03 Serological testing

Serological testing can quickly identify pathogenic microorganisms. The basic principle of serological testing technology is to detect pathogens through known pathogen antigens and antibodies. Compared with traditional cell separation and culture, the operating steps of serological testing are simple. Commonly used detection methods include latex agglutination test and enzyme-linked immunoassay technology. The application of enzyme-linked immunoassay technology can greatly improve the sensitivity and specificity of serological testing. It can not only detect the antigen in the test sample, but also detect the antibody component.

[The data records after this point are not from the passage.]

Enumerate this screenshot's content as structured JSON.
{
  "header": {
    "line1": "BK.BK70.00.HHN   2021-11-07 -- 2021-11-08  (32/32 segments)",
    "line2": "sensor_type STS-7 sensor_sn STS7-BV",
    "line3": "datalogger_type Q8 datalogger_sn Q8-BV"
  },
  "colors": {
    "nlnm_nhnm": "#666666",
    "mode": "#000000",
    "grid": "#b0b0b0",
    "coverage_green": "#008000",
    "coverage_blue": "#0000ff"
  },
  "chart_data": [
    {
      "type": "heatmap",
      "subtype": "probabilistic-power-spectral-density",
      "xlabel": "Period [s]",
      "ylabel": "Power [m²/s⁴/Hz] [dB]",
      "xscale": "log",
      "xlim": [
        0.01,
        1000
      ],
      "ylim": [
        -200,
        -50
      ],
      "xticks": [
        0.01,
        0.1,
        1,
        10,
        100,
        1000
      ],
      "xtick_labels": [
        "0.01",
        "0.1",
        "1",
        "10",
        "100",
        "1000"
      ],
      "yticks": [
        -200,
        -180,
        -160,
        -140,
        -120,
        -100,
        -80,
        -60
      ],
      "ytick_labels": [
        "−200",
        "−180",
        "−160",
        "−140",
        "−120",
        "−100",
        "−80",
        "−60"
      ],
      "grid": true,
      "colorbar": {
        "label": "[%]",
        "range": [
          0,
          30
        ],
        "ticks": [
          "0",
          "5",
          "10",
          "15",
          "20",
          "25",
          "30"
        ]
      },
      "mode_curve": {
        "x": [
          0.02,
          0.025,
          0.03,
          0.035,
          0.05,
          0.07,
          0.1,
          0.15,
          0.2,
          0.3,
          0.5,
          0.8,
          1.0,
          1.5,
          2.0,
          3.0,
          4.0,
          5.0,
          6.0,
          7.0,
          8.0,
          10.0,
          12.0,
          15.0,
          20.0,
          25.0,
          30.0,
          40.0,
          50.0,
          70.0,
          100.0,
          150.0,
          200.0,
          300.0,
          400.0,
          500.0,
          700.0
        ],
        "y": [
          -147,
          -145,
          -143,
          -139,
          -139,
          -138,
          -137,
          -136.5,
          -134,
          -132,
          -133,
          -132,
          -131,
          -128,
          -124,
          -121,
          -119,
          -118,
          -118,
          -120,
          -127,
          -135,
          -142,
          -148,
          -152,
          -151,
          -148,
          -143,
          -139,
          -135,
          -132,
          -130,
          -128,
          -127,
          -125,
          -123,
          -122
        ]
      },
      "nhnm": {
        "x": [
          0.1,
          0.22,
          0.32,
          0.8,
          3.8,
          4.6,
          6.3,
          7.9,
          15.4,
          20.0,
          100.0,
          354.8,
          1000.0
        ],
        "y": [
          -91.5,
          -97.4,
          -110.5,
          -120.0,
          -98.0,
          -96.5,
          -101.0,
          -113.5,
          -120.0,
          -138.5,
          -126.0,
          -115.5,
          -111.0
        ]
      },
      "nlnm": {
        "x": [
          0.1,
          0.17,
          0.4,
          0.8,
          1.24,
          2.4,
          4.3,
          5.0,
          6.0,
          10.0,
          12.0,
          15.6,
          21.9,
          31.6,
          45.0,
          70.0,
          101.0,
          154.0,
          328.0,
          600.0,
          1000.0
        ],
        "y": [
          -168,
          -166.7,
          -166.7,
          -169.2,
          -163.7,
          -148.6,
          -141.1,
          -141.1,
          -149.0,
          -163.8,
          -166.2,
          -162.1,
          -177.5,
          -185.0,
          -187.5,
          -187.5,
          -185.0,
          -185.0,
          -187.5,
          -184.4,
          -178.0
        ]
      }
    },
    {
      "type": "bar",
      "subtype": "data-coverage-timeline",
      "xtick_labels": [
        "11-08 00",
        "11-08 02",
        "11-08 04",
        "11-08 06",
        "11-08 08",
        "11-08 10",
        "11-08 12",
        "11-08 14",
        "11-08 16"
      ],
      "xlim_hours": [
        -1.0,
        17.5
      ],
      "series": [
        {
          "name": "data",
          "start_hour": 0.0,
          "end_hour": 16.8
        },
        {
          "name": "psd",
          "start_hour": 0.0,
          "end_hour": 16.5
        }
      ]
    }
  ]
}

In September 2020, the Infectious Diseases Society of America (IDSA) issued guidelines for serological testing for the diagnosis of COVID-19.

04 Immunological testing

Immunological detection is also called immunomagnetic bead separation technology. This technology can separate pathogenic and non-pathogenic bacteria in pathogens. The basic principle is: the use of magnetic bead microspheres to separate the single antigen or multiple types of specific pathogens. The antigens are assembled together, and the pathogenic bacteria are separated from the pathogens through the reaction of the antigen body and the external magnetic field.

Pathogen detection hotspots-respiratory pathogen detection

Foregene’s  “15 respiratory system pathogenic bacteria detection kit” is under development. The kit can detect 15 kinds of pathogenic bacteria in sputum without the need to purify the nucleic acid in sputum. In terms of efficiency, it shortens the original 3 to 5 days to 1.5 hours.